EX-99.(M)(6)(II) 6 dex99m6ii.htm ADMIN CLASS DISTRIBUTION PLAN OF LOOMIS SAYLES STRATEGIC INCOME FUND Admin Class Distribution Plan of Loomis Sayles Strategic Income Fund

Exhibit (m)(6)(ii)

LOOMIS SAYLES STRATEGIC INCOME FUND

Admin Class Distribution Plan

This Plan (the “Plan”) constitutes the Distribution Plan relating to the Admin Class shares of Loomis Sayles Strategic Income Fund (the “Series”), a series of Loomis Sayles Funds II, a Massachusetts business trust (the “Trust”).

Section 1. The Trust, on behalf of the Series, will pay to the Principal Distributor of the Series’ shares, or such other entity as shall from time to time act as the Principal Distributor of the Series’ shares (the “Distributor”), a fee (the “Distribution Fee”) at an annual rate not to exceed 0.25% of the Series’ average daily net assets attributable to Admin Class shares.
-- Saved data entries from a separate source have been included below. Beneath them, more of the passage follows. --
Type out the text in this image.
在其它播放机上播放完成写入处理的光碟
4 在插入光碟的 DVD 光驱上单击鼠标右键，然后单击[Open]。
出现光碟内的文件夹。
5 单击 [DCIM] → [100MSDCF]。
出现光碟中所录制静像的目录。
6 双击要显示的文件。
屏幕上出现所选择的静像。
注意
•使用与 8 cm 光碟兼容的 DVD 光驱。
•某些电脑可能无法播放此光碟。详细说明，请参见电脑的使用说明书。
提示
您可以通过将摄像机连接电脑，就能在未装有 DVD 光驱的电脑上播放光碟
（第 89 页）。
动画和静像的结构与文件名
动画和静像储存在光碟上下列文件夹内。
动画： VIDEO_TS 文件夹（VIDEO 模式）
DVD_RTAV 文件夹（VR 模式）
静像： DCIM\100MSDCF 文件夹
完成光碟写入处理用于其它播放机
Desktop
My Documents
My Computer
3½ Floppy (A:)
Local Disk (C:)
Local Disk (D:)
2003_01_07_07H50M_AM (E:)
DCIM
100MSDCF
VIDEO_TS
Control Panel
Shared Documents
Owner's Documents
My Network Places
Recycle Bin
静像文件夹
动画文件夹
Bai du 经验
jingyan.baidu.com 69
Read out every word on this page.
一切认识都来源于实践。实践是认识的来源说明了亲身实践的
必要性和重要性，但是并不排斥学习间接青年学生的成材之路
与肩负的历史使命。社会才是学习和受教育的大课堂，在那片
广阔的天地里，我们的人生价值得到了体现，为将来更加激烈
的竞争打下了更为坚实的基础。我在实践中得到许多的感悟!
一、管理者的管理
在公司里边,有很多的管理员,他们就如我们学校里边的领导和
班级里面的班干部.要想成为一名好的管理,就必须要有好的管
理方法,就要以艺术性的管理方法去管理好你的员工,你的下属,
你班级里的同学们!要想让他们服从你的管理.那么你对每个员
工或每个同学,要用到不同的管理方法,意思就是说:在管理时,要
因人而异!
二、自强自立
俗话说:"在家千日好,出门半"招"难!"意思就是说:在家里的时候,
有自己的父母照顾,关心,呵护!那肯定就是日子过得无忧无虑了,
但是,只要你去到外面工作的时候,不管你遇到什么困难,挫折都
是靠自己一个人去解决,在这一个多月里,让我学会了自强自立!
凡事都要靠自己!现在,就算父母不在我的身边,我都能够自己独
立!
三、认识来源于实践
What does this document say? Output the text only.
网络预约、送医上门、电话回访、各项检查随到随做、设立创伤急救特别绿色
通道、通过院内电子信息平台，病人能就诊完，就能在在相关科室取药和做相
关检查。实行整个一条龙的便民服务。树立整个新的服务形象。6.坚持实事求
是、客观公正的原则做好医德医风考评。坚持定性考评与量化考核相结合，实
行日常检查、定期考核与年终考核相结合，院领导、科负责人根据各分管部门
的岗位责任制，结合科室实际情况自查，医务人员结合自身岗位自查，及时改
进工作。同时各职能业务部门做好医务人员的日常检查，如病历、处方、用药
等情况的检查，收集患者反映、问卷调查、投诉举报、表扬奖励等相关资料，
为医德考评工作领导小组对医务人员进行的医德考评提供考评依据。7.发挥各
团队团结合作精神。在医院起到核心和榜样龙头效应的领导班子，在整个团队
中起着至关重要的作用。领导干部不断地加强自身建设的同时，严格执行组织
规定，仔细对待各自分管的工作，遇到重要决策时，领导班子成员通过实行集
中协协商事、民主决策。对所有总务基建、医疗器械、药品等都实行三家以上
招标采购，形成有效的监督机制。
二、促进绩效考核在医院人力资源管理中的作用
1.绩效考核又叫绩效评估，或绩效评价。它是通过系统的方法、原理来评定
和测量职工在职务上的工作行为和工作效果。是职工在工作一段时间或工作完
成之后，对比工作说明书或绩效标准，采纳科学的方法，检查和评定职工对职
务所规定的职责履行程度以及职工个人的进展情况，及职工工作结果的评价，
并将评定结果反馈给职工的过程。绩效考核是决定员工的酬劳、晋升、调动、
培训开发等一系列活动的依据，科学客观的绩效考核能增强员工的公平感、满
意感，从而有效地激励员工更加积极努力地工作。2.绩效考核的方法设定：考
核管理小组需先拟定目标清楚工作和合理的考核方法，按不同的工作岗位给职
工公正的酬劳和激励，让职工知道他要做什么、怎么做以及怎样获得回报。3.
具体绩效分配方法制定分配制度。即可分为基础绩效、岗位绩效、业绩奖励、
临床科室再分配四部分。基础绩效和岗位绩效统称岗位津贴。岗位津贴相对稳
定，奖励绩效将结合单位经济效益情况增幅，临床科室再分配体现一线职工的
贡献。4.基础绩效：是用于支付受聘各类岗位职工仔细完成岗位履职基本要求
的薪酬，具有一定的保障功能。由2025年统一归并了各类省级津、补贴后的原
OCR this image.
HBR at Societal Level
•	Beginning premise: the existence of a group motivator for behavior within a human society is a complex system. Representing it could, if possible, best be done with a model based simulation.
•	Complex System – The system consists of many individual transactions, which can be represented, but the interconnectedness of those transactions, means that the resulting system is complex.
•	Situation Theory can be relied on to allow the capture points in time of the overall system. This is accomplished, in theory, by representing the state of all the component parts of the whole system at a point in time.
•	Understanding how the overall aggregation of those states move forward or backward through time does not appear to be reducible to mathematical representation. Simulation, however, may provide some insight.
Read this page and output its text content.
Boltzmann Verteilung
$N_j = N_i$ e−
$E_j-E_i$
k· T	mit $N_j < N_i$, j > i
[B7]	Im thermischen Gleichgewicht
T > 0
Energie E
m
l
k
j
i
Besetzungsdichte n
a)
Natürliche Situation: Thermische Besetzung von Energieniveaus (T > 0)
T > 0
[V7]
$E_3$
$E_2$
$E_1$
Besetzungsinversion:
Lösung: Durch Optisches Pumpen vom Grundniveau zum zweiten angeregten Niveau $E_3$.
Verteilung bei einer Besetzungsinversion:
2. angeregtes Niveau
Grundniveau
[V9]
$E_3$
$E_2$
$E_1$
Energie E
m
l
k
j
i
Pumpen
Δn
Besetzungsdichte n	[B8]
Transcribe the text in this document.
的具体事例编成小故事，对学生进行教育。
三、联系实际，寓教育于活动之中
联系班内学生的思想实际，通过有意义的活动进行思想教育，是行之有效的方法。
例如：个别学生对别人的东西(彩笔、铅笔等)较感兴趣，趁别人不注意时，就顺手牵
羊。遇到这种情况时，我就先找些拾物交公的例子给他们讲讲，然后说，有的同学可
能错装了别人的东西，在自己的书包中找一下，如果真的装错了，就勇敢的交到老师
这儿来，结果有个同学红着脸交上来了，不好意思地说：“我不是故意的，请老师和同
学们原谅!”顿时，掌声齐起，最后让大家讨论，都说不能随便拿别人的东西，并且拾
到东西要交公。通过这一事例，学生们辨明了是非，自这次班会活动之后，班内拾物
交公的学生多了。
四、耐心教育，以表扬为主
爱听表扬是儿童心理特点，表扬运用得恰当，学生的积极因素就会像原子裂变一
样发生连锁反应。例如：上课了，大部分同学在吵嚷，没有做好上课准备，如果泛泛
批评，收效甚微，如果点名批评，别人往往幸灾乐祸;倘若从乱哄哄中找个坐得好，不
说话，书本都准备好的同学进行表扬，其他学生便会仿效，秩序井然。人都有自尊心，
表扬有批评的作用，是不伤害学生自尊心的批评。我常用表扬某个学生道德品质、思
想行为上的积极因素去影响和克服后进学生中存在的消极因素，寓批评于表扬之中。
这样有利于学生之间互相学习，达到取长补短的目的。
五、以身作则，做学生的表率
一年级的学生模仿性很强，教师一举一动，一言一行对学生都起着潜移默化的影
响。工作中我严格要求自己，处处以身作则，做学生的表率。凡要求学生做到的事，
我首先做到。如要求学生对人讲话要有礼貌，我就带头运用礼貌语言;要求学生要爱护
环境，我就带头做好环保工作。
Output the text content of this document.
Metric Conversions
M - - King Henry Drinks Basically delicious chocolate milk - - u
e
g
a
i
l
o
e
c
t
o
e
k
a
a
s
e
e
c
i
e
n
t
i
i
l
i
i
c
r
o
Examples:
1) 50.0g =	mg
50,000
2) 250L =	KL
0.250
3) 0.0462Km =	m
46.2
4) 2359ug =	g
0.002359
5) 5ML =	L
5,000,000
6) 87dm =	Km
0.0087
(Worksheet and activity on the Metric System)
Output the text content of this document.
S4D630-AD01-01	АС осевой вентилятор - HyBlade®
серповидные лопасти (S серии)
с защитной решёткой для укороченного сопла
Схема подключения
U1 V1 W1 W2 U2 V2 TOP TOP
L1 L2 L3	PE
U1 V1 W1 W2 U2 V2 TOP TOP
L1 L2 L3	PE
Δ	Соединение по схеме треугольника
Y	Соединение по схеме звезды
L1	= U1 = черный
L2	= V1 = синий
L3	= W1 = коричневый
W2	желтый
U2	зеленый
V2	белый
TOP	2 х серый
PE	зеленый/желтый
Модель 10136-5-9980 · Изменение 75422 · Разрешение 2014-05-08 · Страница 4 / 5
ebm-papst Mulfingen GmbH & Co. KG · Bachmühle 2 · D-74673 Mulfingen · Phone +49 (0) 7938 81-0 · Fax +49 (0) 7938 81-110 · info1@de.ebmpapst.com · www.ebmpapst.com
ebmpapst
Subject to such limit and subject to the provisions of Section 6 hereof, the Distribution Fee shall be as approved from time to time by (a) the Trustees of the Trust and (b) the Independent Trustees of the Trust. The Distribution Fee shall be accrued daily and paid monthly or at such other intervals as the Trustees shall determine. The Distributor may pay all or any portion of the Distribution Fee to securities dealers or other organizations (including, but not limited to, any affiliate of the Distributor) as commissions, asset-based sales charges or other compensation with respect to the sale of Admin Class shares of the Series, or for providing personal services to investors in Admin Class shares of the Series and/or the maintenance of shareholder accounts, and may retain all or any portion of the Distribution Fee as compensation for the Distributor’s services as principal underwriter of the Admin Class shares of the Series.

Section 2. This Plan shall continue in effect for a period of more than one year only so long as such continuance is specifically approved at least annually by votes of the majority (or whatever other percentage may, from time to time, be required by Section 12(b) of the Investment Company Act of 1940 (the “Act”) or the rules and regulations thereunder) of both (a) the Trustees of the Trust, and (b) the Independent Trustees of the Trust, cast in person at a meeting called for the purpose of voting on this Plan or such agreement.

Section 3. Any person authorized to direct the disposition of monies paid or payable by the Trust pursuant to this Plan or any related agreement shall provide to the Trustees of the Trust, and the Trustees shall review, at least quarterly, a written report of the amounts so expended and the purposes for which such expenditures were made.

Section 4. This Plan may be terminated at any time by vote of a majority of the Independent Trustees, or by vote of a majority of the outstanding Admin Class shares of the Series.

Section 5. All agreements with any person relating to implementation of this Plan shall be in writing, and any agreement related to this Plan shall provide:

 

  A. That such agreement may be terminated at any time, without payment of any penalty, by vote of a majority of the Independent Trustees or by vote of a majority of the outstanding Admin Class shares of the Series, on not more than 60 days’ written notice to any other party to the agreement; and


  B. That such agreement shall terminate automatically in the event of its assignment.

Section 6. This Plan may not be amended to increase materially the amount of expenses permitted pursuant to Section 1 hereof without approval by a vote of at least a majority of the outstanding Admin Class shares of the Series, and all material amendments of this Plan shall be approved in the manner provided for continuation of this Plan in Section 2.

Section 7. As used in this Plan, (a) the term “Independent Trustees” shall mean those Trustees of the Trust who are not interested persons of the Trust, and have no direct or indirect financial interest in the operation of this Plan or any agreements related to it, and (b) the terms “assignment” and “interested person” shall have the respective meanings specified in the Act and the rules and regulations thereunder, and the term “majority of the outstanding Admin Class shares of the Series” shall mean the lesser of the 67% or the 50% voting requirements specified in clauses (A) and (B), respectively, of the third sentence of Section 2(a)(42) of the Act, all subject to such exemptions as may be granted by the Securities and Exchange Commission.